エゾタンポポとたぶんオクウスギタンポポと思われるタンポポについて、見つけたけれど保護する必要はないかと。後者は少ないにしろそんなに珍しくはない。でも「今まで見たことがない」と少し興奮しておられる。明日、現地へ行って株をもらってくることにした。

ここからは2005年5月の日誌を一部改変して再掲。
平凡社の「日本の野生植物」図鑑には、白いタンポポはシロバナしか載ってない。キク科の執筆者は北村四郎・大先生。大井本を見ると、白いタンポポはシロバナT. albidumとウスギT. shinanensisが載っている。シロバナは関東以西。ウスギは北日本に分布と書いてある。ウスギは薄黄色しかないと私は思い込んでいた。こっちの人が白いタンポポをウスギと呼ぶのは、大井本に基づいた知識が広まった結果であると考えられる。
1995年のFlora of Japan IIIbで森田先生が日本のタンポポの再整理をしている。その結果、白いタンポポはシロバナalbidumとオクウスギdenudatumとキビシロhideoiになった。キビシロは岡山と九州のもの。大井本でウスギの学名になっているT. shinanensisはエゾの異名とされ、ウスギは消滅した。その辺のいきさつはまだ調べてないのだが、推測するにそもそもshinanensisのタイプは白花ではなかったのではないだろうか。ちなみに岩手県の区界高原で採集され記載された謎のタンポポ「クザカイタンポポ」もエゾの異名とされた。「クザカイ」が実体の分からない怪しい種と言われるのはこのためだ。
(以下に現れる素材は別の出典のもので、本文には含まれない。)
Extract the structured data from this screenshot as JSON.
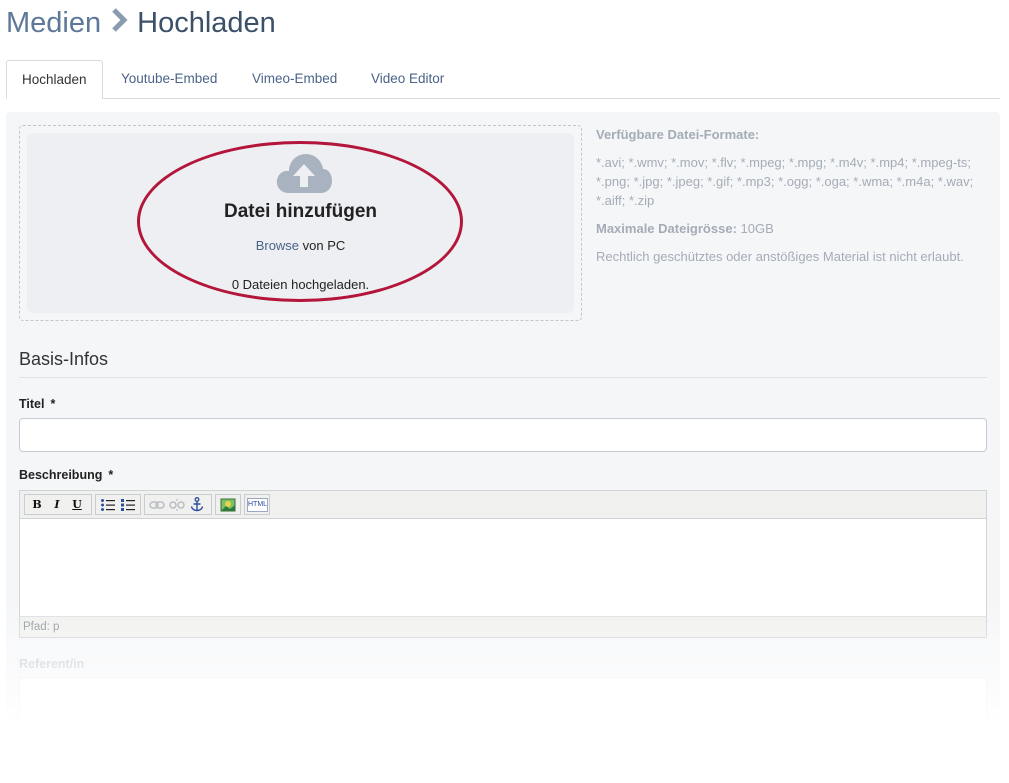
{
  "breadcrumb": {
    "root": "Medien",
    "separator": "❯",
    "current": "Hochladen"
  },
  "tabs": [
    {
      "label": "Hochladen",
      "active": true
    },
    {
      "label": "Youtube-Embed"
    },
    {
      "label": "Vimeo-Embed"
    },
    {
      "label": "Video Editor"
    }
  ],
  "dropzone": {
    "icon": "cloud-upload-icon",
    "title": "Datei hinzufügen",
    "browse_link": "Browse",
    "browse_suffix": " von PC",
    "count_text": "0 Dateien hochgeladen."
  },
  "info": {
    "formats_heading": "Verfügbare Datei-Formate:",
    "formats_list": "*.avi; *.wmv; *.mov; *.flv; *.mpeg; *.mpg; *.m4v; *.mp4; *.mpeg-ts; *.png; *.jpg; *.jpeg; *.gif; *.mp3; *.ogg; *.oga; *.wma; *.m4a; *.wav; *.aiff; *.zip",
    "maxsize_label": "Maximale Dateigrösse:",
    "maxsize_value": " 10GB",
    "legal_note": "Rechtlich geschütztes oder anstößiges Material ist nicht erlaubt."
  },
  "form": {
    "section_title": "Basis-Infos",
    "title_label": "Titel",
    "title_required": "*",
    "title_value": "",
    "description_label": "Beschreibung",
    "description_required": "*",
    "editor_path": "Pfad: p",
    "referent_label": "Referent/in"
  },
  "editor_toolbar": {
    "bold": "B",
    "italic": "I",
    "underline": "U",
    "html": "HTML"
  },
  "colors": {
    "accent": "#4a6388",
    "highlight_ellipse": "#b3163a",
    "panel_bg": "#f5f6f8"
  }
}
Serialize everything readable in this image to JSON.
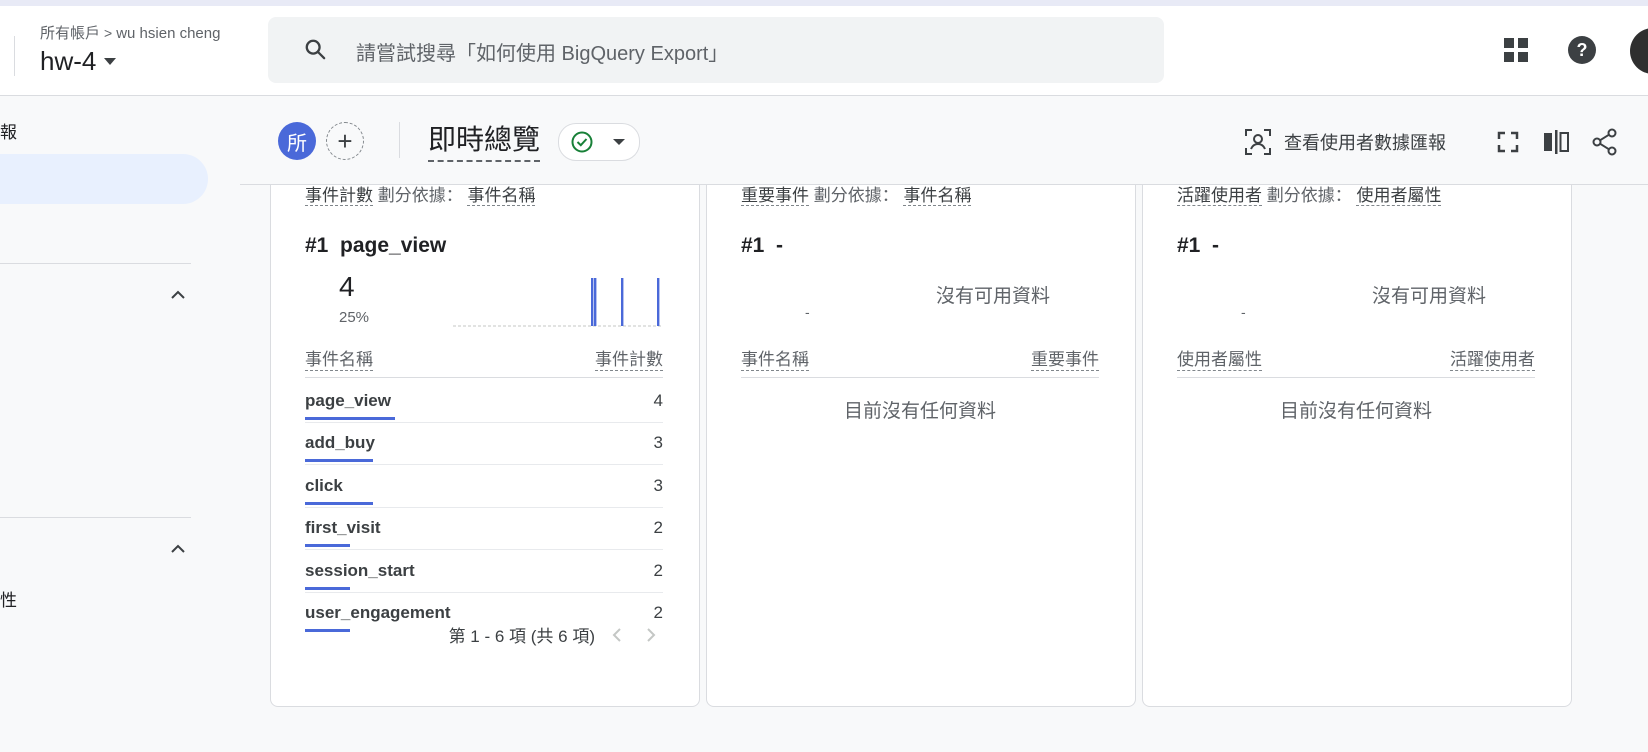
{
  "header": {
    "breadcrumb_root": "所有帳戶",
    "breadcrumb_account": "wu hsien cheng",
    "property_name": "hw-4",
    "search_placeholder": "請嘗試搜尋「如何使用 BigQuery Export」",
    "icons": [
      "apps-grid-icon",
      "help-icon",
      "account-avatar"
    ]
  },
  "sidebar": {
    "partial_item_1": "報",
    "partial_item_2": "性"
  },
  "toolbar": {
    "segment_badge": "所",
    "page_title": "即時總覽",
    "user_snapshot_label": "查看使用者數據匯報",
    "accent": "#4a69d9",
    "status_color": "#188038"
  },
  "cards": [
    {
      "metric": "事件計數",
      "split_label": "劃分依據：",
      "dimension": "事件名稱",
      "rank_prefix": "#1",
      "rank_name": "page_view",
      "top_value": "4",
      "top_percent": "25%",
      "col_left": "事件名稱",
      "col_right": "事件計數",
      "sparkline_values": [
        0,
        0,
        0,
        0,
        0,
        0,
        0,
        0,
        0,
        0,
        0,
        0,
        0,
        0,
        0,
        0,
        0,
        0,
        0,
        0,
        0,
        0,
        0,
        0,
        0,
        0,
        0,
        0,
        0,
        0,
        0,
        0,
        0,
        0,
        0,
        0,
        0,
        0,
        0,
        0,
        0,
        0,
        0,
        0,
        0,
        0,
        1,
        1,
        0,
        0,
        0,
        0,
        0,
        0,
        0,
        0,
        1,
        0,
        0,
        0,
        0,
        0,
        0,
        0,
        0,
        0,
        0,
        0,
        1,
        0
      ],
      "rows": [
        {
          "name": "page_view",
          "value": "4",
          "share": 1.0
        },
        {
          "name": "add_buy",
          "value": "3",
          "share": 0.75
        },
        {
          "name": "click",
          "value": "3",
          "share": 0.75
        },
        {
          "name": "first_visit",
          "value": "2",
          "share": 0.5
        },
        {
          "name": "session_start",
          "value": "2",
          "share": 0.5
        },
        {
          "name": "user_engagement",
          "value": "2",
          "share": 0.5
        }
      ],
      "pager_text": "第 1 - 6 項 (共 6 項)"
    },
    {
      "metric": "重要事件",
      "split_label": "劃分依據：",
      "dimension": "事件名稱",
      "rank_prefix": "#1",
      "rank_name": "-",
      "mini_dash": "-",
      "no_data": "沒有可用資料",
      "col_left": "事件名稱",
      "col_right": "重要事件",
      "empty_message": "目前沒有任何資料"
    },
    {
      "metric": "活躍使用者",
      "split_label": "劃分依據：",
      "dimension": "使用者屬性",
      "rank_prefix": "#1",
      "rank_name": "-",
      "mini_dash": "-",
      "no_data": "沒有可用資料",
      "col_left": "使用者屬性",
      "col_right": "活躍使用者",
      "empty_message": "目前沒有任何資料"
    }
  ]
}
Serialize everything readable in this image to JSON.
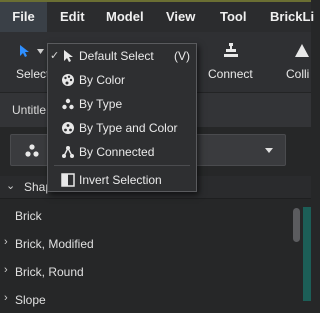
{
  "menubar": {
    "items": [
      {
        "label": "File"
      },
      {
        "label": "Edit"
      },
      {
        "label": "Model"
      },
      {
        "label": "View"
      },
      {
        "label": "Tool"
      },
      {
        "label": "BrickLi"
      }
    ]
  },
  "toolbar": {
    "select_label": "Select",
    "connect_label": "Connect",
    "collision_label": "Colli"
  },
  "document": {
    "title": "Untitle"
  },
  "shapes_panel": {
    "header": "Shap",
    "items": [
      {
        "label": "Brick",
        "expandable": false
      },
      {
        "label": "Brick, Modified",
        "expandable": true
      },
      {
        "label": "Brick, Round",
        "expandable": true
      },
      {
        "label": "Slope",
        "expandable": true
      }
    ]
  },
  "select_dropdown": {
    "items": [
      {
        "label": "Default Select",
        "shortcut": "(V)",
        "icon": "cursor-icon",
        "checked": true
      },
      {
        "label": "By Color",
        "shortcut": "",
        "icon": "palette-icon",
        "checked": false
      },
      {
        "label": "By Type",
        "shortcut": "",
        "icon": "dots-triangle-icon",
        "checked": false
      },
      {
        "label": "By Type and Color",
        "shortcut": "",
        "icon": "palette-dots-icon",
        "checked": false
      },
      {
        "label": "By Connected",
        "shortcut": "",
        "icon": "connected-nodes-icon",
        "checked": false
      },
      {
        "label": "Invert Selection",
        "shortcut": "",
        "icon": "invert-icon",
        "checked": false
      }
    ]
  },
  "colors": {
    "accent": "#1e90ff",
    "menubar_top_border": "#6b6f33",
    "teal_strip": "#1c5e57"
  }
}
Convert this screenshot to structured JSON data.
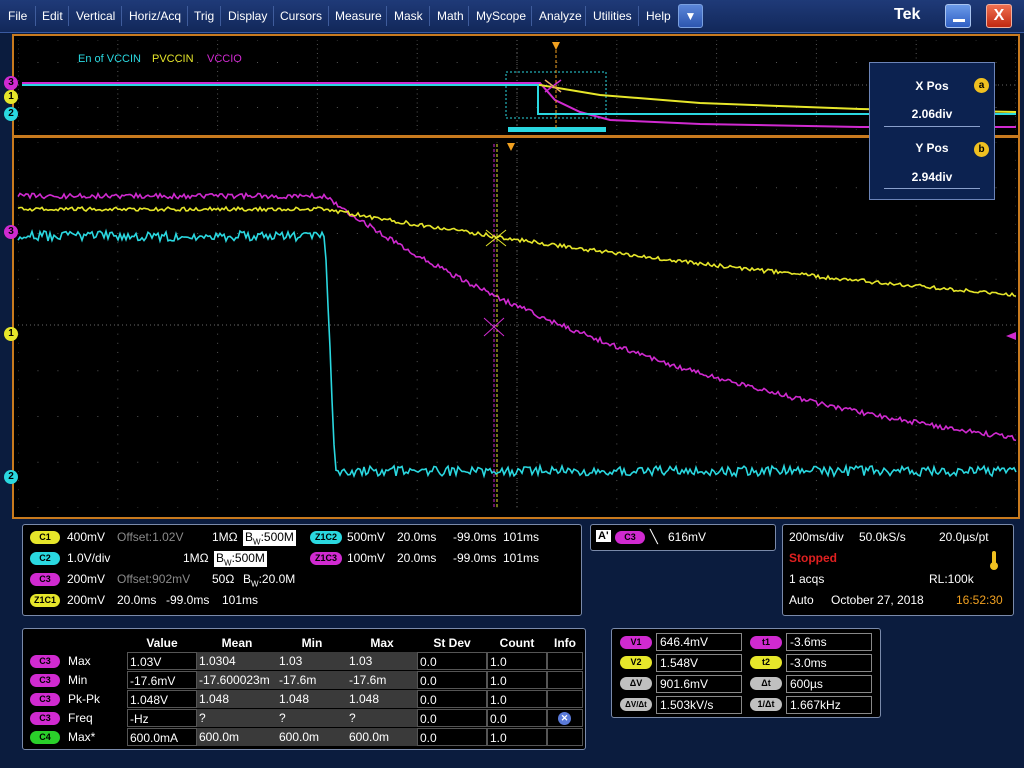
{
  "menu": {
    "items": [
      "File",
      "Edit",
      "Vertical",
      "Horiz/Acq",
      "Trig",
      "Display",
      "Cursors",
      "Measure",
      "Mask",
      "Math",
      "MyScope",
      "Analyze",
      "Utilities",
      "Help"
    ],
    "dropdown_glyph": "▼",
    "logo": "Tek",
    "close_glyph": "X"
  },
  "legend": {
    "en_vccin": "En of VCCIN",
    "pvccin": "PVCCIN",
    "vccio": "VCCIO"
  },
  "markers": {
    "ch1": "1",
    "ch2": "2",
    "ch3": "3",
    "cursor_a": "a",
    "cursor_b": "b"
  },
  "cursor_popup": {
    "x_label": "X Pos",
    "x_value": "2.06div",
    "y_label": "Y Pos",
    "y_value": "2.94div"
  },
  "channels": {
    "c1": {
      "tag": "C1",
      "scale": "400mV",
      "offset": "Offset:1.02V",
      "imp": "1MΩ",
      "bw_prefix": "B",
      "bw_sub": "W",
      "bw": ":500M"
    },
    "c2": {
      "tag": "C2",
      "scale": "1.0V/div",
      "imp": "1MΩ",
      "bw_prefix": "B",
      "bw_sub": "W",
      "bw": ":500M"
    },
    "c3": {
      "tag": "C3",
      "scale": "200mV",
      "offset": "Offset:902mV",
      "imp": "50Ω",
      "bw_prefix": "B",
      "bw_sub": "W",
      "bw": ":20.0M"
    },
    "z1c1": {
      "tag": "Z1C1",
      "scale": "200mV",
      "t1": "20.0ms",
      "t2": "-99.0ms",
      "t3": "101ms"
    },
    "z1c2": {
      "tag": "Z1C2",
      "scale": "500mV",
      "t1": "20.0ms",
      "t2": "-99.0ms",
      "t3": "101ms"
    },
    "z1c3": {
      "tag": "Z1C3",
      "scale": "100mV",
      "t1": "20.0ms",
      "t2": "-99.0ms",
      "t3": "101ms"
    }
  },
  "trigger": {
    "a_label": "A'",
    "source": "C3",
    "slope": "╲",
    "level": "616mV"
  },
  "acq": {
    "timebase": "200ms/div",
    "sample_rate": "50.0kS/s",
    "resolution": "20.0µs/pt",
    "state": "Stopped",
    "acqs": "1 acqs",
    "record_length": "RL:100k",
    "mode": "Auto",
    "date": "October 27, 2018",
    "time": "16:52:30"
  },
  "measurements": {
    "headers": [
      "Value",
      "Mean",
      "Min",
      "Max",
      "St Dev",
      "Count",
      "Info"
    ],
    "rows": [
      {
        "src": "C3",
        "name": "Max",
        "value": "1.03V",
        "mean": "1.0304",
        "min": "1.03",
        "max": "1.03",
        "stdev": "0.0",
        "count": "1.0"
      },
      {
        "src": "C3",
        "name": "Min",
        "value": "-17.6mV",
        "mean": "-17.600023m",
        "min": "-17.6m",
        "max": "-17.6m",
        "stdev": "0.0",
        "count": "1.0"
      },
      {
        "src": "C3",
        "name": "Pk-Pk",
        "value": "1.048V",
        "mean": "1.048",
        "min": "1.048",
        "max": "1.048",
        "stdev": "0.0",
        "count": "1.0"
      },
      {
        "src": "C3",
        "name": "Freq",
        "value": "-Hz",
        "mean": "?",
        "min": "?",
        "max": "?",
        "stdev": "0.0",
        "count": "0.0"
      },
      {
        "src": "C4",
        "name": "Max*",
        "value": "600.0mA",
        "mean": "600.0m",
        "min": "600.0m",
        "max": "600.0m",
        "stdev": "0.0",
        "count": "1.0"
      }
    ]
  },
  "cursors": {
    "v1_label": "V1",
    "v1": "646.4mV",
    "v2_label": "V2",
    "v2": "1.548V",
    "dv_label": "ΔV",
    "dv": "901.6mV",
    "dvdt_label": "ΔV/Δt",
    "dvdt": "1.503kV/s",
    "t1_label": "t1",
    "t1": "-3.6ms",
    "t2_label": "t2",
    "t2": "-3.0ms",
    "dt_label": "Δt",
    "dt": "600µs",
    "inv_label": "1/Δt",
    "inv": "1.667kHz"
  },
  "colors": {
    "ch1": "#e6e62a",
    "ch2": "#2ad8e0",
    "ch3": "#d02ad0",
    "ch4": "#2ad02a",
    "frame": "#c87a1e"
  }
}
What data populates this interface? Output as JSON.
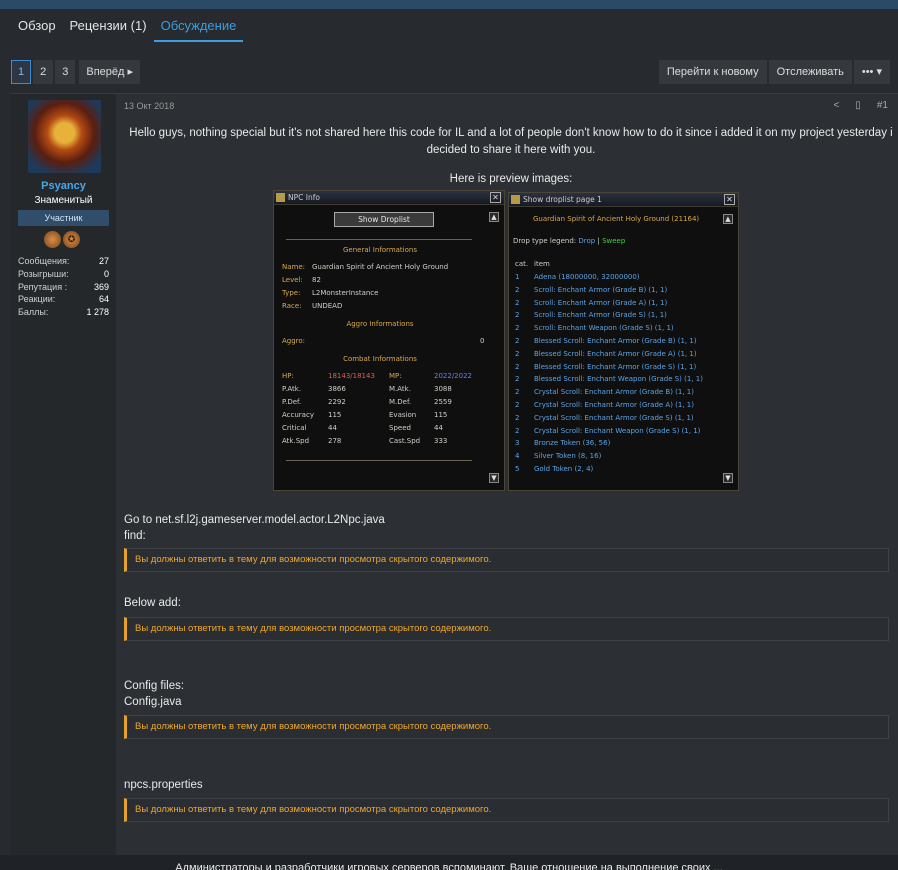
{
  "tabs": [
    "Обзор",
    "Рецензии (1)",
    "Обсуждение"
  ],
  "pager": {
    "pages": [
      "1",
      "2",
      "3"
    ],
    "next": "Вперёд ▸"
  },
  "actions": {
    "goto_new": "Перейти к новому",
    "watch": "Отслеживать",
    "more": "••• ▾"
  },
  "user": {
    "name": "Psyancy",
    "title": "Знаменитый",
    "badge": "Участник",
    "medals": [
      "",
      "✪"
    ],
    "stats": [
      {
        "k": "Сообщения:",
        "v": "27"
      },
      {
        "k": "Розыгрыши:",
        "v": "0"
      },
      {
        "k": "Репутация :",
        "v": "369"
      },
      {
        "k": "Реакции:",
        "v": "64"
      },
      {
        "k": "Баллы:",
        "v": "1 278"
      }
    ]
  },
  "post": {
    "date": "13 Окт 2018",
    "number": "#1",
    "share_icon": "share-icon",
    "bookmark_icon": "bookmark-icon",
    "intro": "Hello guys, nothing special but it's not shared here this code for IL and a lot of people don't know how to do it since i added it on my project yesterday i decided to share it here with you.",
    "preview_label": "Here is preview images:",
    "goto": "Go to net.sf.l2j.gameserver.model.actor.L2Npc.java",
    "find": "find:",
    "below": "Below add:",
    "config_files": "Config files:",
    "config_java": "Config.java",
    "npcs": "npcs.properties",
    "hidden_text": "Вы должны ответить в тему для возможности просмотра скрытого содержимого."
  },
  "npc_info": {
    "title": "NPC Info",
    "button": "Show Droplist",
    "general": "General Informations",
    "rows": [
      {
        "l": "Name:",
        "v": "Guardian Spirit of Ancient Holy Ground"
      },
      {
        "l": "Level:",
        "v": "82"
      },
      {
        "l": "Type:",
        "v": "L2MonsterInstance"
      },
      {
        "l": "Race:",
        "v": "UNDEAD"
      }
    ],
    "aggro_title": "Aggro Informations",
    "aggro_label": "Aggro:",
    "aggro_value": "0",
    "combat": "Combat Informations",
    "hp_l": "HP:",
    "hp_v": "18143/18143",
    "mp_l": "MP:",
    "mp_v": "2022/2022",
    "combat_rows": [
      {
        "l1": "P.Atk.",
        "v1": "3866",
        "l2": "M.Atk.",
        "v2": "3088"
      },
      {
        "l1": "P.Def.",
        "v1": "2292",
        "l2": "M.Def.",
        "v2": "2559"
      },
      {
        "l1": "Accuracy",
        "v1": "115",
        "l2": "Evasion",
        "v2": "115"
      },
      {
        "l1": "Critical",
        "v1": "44",
        "l2": "Speed",
        "v2": "44"
      },
      {
        "l1": "Atk.Spd",
        "v1": "278",
        "l2": "Cast.Spd",
        "v2": "333"
      }
    ]
  },
  "droplist": {
    "title": "Show droplist page 1",
    "header": "Guardian Spirit of Ancient Holy Ground (21164)",
    "legend": "Drop type legend:",
    "drop": "Drop",
    "sep": " | ",
    "sweep": "Sweep",
    "col_cat": "cat.",
    "col_item": "item",
    "rows": [
      {
        "c": "1",
        "i": "Adena (18000000, 32000000)"
      },
      {
        "c": "2",
        "i": "Scroll: Enchant Armor (Grade B) (1, 1)"
      },
      {
        "c": "2",
        "i": "Scroll: Enchant Armor (Grade A) (1, 1)"
      },
      {
        "c": "2",
        "i": "Scroll: Enchant Armor (Grade S) (1, 1)"
      },
      {
        "c": "2",
        "i": "Scroll: Enchant Weapon (Grade S) (1, 1)"
      },
      {
        "c": "2",
        "i": "Blessed Scroll: Enchant Armor (Grade B) (1, 1)"
      },
      {
        "c": "2",
        "i": "Blessed Scroll: Enchant Armor (Grade A) (1, 1)"
      },
      {
        "c": "2",
        "i": "Blessed Scroll: Enchant Armor (Grade S) (1, 1)"
      },
      {
        "c": "2",
        "i": "Blessed Scroll: Enchant Weapon (Grade S) (1, 1)"
      },
      {
        "c": "2",
        "i": "Crystal Scroll: Enchant Armor (Grade B) (1, 1)"
      },
      {
        "c": "2",
        "i": "Crystal Scroll: Enchant Armor (Grade A) (1, 1)"
      },
      {
        "c": "2",
        "i": "Crystal Scroll: Enchant Armor (Grade S) (1, 1)"
      },
      {
        "c": "2",
        "i": "Crystal Scroll: Enchant Weapon (Grade S) (1, 1)"
      },
      {
        "c": "3",
        "i": "Bronze Token (36, 56)"
      },
      {
        "c": "4",
        "i": "Silver Token (8, 16)"
      },
      {
        "c": "5",
        "i": "Gold Token (2, 4)"
      }
    ]
  },
  "footer": "Администраторы и разработчики игровых серверов вспоминают. Ваше отношение на выполнение своих ...",
  "colors": {
    "accent": "#3c9ee0",
    "warning": "#f0a82a",
    "username": "#47a7eb"
  }
}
過去に東北の人がウスギと呼び習わしていたもののほとんどは、森田論文ではオクウスギに入るだろう。シロバナとオクウスギの違いは、総苞外片の小角突起の大・小や開出・非開出、舌状花冠の長・短や、痩果のconeの長・短、小花の少・多などにある。両方ともn=40。5倍体。単為生殖種。
気になるのは、エゾの白化個体があった場合、どうやってオクウスギと見分けるのかという問題。カンサイ(2n)の白化個体なら、花粉のサイズが均一なので分かるそうだ。しかし、エゾは3n・4n・5nの高次倍数体で、花粉の不均一という点ではオクウスギと変わらないだろう。森田論文で記載形質を比較すると、舌状花冠の長・短くらいしか違いがないように思えるが、外見で見分けられるものだろうか。
しかしタンポポの話はほんとに難しい。関東・関西だと、「在来種は他殖・外来種は単為生殖、だから外来種は広がり易い」という分かりやすいストーリーがまだ使えるが、東北では在来種も単為生殖だ(まれに他殖するらしいが)。そのことも一般の人には知られてない。芝池さんの研究によれば、東北ではエゾと外来種との雑種は雄核単為生殖由来のものしか見つかってない。そのわりにはエゾはどんどん減ってる。外来種の分布拡大に、在来種との増殖速度の違いは関係ないんじゃないかと思える。ハビタットの違いとしか言えないかも。